Being uninsured is more than just a source of personal anxiety. In a time of pandemic, being uninsured is a threat to public health. According to media accounts, some Americans who are uninsured or underinsured are afraid to seek testing and treatment for COVID-19, because they worry about the financial impact of testing and treatment. When they avoid these medical interventions, they can unknowingly hasten the spread of coronavirus.
That is why our two organizations—the Association for Community Affiliated Plans and the Alliance of Community Health Plans—last month asked the Trump administration to establish a special enrollment period during the COVID-19 national emergency, opening individual market coverage to anyone who needs it. And absent action by the administration we urge Congress to take this simple, consequential step to help flatten and bend the curve of the deadly virus nationwide.
There is ample precedent for such action. When faced with natural disasters that are regional in scale, the federal government has stepped up in the past. In 2017 and 2019, HHS established a special enrollment period for affected individuals following devastating hurricanes. In a public health crisis of such significant magnitude, it is curious indeed that they have refused to do so.
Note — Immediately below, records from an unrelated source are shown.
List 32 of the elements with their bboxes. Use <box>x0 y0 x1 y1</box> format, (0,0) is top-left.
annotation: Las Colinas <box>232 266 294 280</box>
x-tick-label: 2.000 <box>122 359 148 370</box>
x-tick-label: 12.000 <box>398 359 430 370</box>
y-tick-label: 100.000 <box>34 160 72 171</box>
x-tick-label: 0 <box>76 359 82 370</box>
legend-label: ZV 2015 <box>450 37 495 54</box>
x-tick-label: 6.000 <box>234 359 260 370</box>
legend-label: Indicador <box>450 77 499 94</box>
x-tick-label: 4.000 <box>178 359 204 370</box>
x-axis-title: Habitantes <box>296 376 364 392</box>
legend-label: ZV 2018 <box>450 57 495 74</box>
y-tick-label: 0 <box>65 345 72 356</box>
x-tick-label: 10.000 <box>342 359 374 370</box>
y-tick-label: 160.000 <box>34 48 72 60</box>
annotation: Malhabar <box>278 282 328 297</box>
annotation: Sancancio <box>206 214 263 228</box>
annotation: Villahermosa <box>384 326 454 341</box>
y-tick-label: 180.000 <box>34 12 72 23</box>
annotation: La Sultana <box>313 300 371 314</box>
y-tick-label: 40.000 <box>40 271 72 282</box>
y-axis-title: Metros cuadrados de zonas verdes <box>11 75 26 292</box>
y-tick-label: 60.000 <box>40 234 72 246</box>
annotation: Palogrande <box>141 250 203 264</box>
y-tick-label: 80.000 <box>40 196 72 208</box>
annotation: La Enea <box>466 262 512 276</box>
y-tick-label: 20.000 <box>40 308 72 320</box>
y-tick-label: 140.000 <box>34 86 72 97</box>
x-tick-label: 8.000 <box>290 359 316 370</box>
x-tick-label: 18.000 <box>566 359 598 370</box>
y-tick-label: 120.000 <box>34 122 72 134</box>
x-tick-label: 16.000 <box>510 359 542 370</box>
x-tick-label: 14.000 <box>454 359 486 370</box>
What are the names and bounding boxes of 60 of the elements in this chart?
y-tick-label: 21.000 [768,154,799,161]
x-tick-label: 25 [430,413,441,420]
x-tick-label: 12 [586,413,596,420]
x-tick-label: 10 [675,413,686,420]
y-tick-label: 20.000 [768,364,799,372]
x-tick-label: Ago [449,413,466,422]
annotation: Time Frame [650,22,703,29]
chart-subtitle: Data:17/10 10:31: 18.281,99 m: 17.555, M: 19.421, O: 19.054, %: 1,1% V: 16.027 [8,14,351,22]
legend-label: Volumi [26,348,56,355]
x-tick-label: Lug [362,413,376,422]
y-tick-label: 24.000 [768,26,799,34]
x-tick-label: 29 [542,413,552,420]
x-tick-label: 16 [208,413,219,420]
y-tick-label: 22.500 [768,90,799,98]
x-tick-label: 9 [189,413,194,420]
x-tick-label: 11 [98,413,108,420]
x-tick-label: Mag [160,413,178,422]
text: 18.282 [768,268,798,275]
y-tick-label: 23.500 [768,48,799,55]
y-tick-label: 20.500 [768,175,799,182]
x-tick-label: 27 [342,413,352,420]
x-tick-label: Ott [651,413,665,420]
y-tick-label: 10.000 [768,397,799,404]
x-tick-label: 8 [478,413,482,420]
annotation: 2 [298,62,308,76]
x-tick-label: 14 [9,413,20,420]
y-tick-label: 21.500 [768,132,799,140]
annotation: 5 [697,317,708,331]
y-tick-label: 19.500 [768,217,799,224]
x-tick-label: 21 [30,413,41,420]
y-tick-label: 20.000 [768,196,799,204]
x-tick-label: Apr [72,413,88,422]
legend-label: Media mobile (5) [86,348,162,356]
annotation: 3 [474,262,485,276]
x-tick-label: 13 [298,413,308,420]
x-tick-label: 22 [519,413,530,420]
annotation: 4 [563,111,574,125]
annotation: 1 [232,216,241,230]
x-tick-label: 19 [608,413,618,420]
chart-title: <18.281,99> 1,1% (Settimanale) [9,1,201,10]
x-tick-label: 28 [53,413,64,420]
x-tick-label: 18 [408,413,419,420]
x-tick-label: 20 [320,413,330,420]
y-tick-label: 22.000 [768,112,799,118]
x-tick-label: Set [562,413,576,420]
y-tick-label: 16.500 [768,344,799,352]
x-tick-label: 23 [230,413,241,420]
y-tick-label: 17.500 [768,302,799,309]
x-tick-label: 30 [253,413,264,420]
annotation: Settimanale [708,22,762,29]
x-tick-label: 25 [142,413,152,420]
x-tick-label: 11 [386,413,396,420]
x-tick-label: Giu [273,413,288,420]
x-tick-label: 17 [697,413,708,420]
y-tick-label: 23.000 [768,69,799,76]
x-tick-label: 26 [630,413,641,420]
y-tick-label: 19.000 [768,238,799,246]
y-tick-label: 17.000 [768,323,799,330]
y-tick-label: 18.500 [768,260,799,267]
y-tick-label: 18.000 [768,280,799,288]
There is broad ideological support for such an announcement. Two conservative scholars at the American Enterprise Institute have spoken out in favor of a special enrollment period, illustrating the bipartisan appeal of this solution.
"The administration should set aside its animosity toward the (Affordable Care Act's) rules and structures during the pandemic," wrote Joseph Antos and James Capretta. "With the virus spreading rapidly, setting up new programs and policies for insurance coverage would take too long. Opening up HealthCare.gov and the state-run exchanges builds on systems that are already in place and could be implemented quickly."
A special enrollment period extends access to healthcare with a minimum of bureaucratic intrusion. The website, application forms and staff already exist, making it a smooth relief valve for tens of millions of Americans.
So far, states have led the way: 11 states and the District of Columbia have opened special enrollment periods to address coverage needs. President Donald Trump declared a national emergency in mid-March but has declined to act on calls for a special enrollment period. It is time to take the next logical step to address this emergency. If necessary, Congress should be prepared to add money to individual premium subsidies to ensure access is affordable at this urgent time.
Unfortunately, the Trump administration instead chose to use the hospital funding established in the CARES Act to instead cover bills for uninsured coronavirus patients. This is a fundamental misunderstanding of our healthcare system and a shortsighted approach. Hospitals deliver care. Health plans provide coverage. They work best in partnership. There are many more benefits provided by health plans than simply paying for services in a one-off manner, as the administration has chosen to do.
Hospital funding in the CARES Act is supposed to pay overstressed doctors and nurses, support hiring of additional staff, buy critical supplies and equipment, and keep hospital doors open during this pandemic. It makes no sense to divert money from hospital operations to direct coverage of services when a perfectly good system of extending health insurance coverage already exists. Our member health plans stand ready to extend coverage and give peace of mind to more than 28 million of our neighbors, friends and family members who do not have any health insurance—and the millions more who are underinsured.
The COVID-19 case tally continues to rise. Every expert agrees we must flatten and bend the curve. Speed is essential. And our government must put forward a solution that is equal to the scope of the problem we face.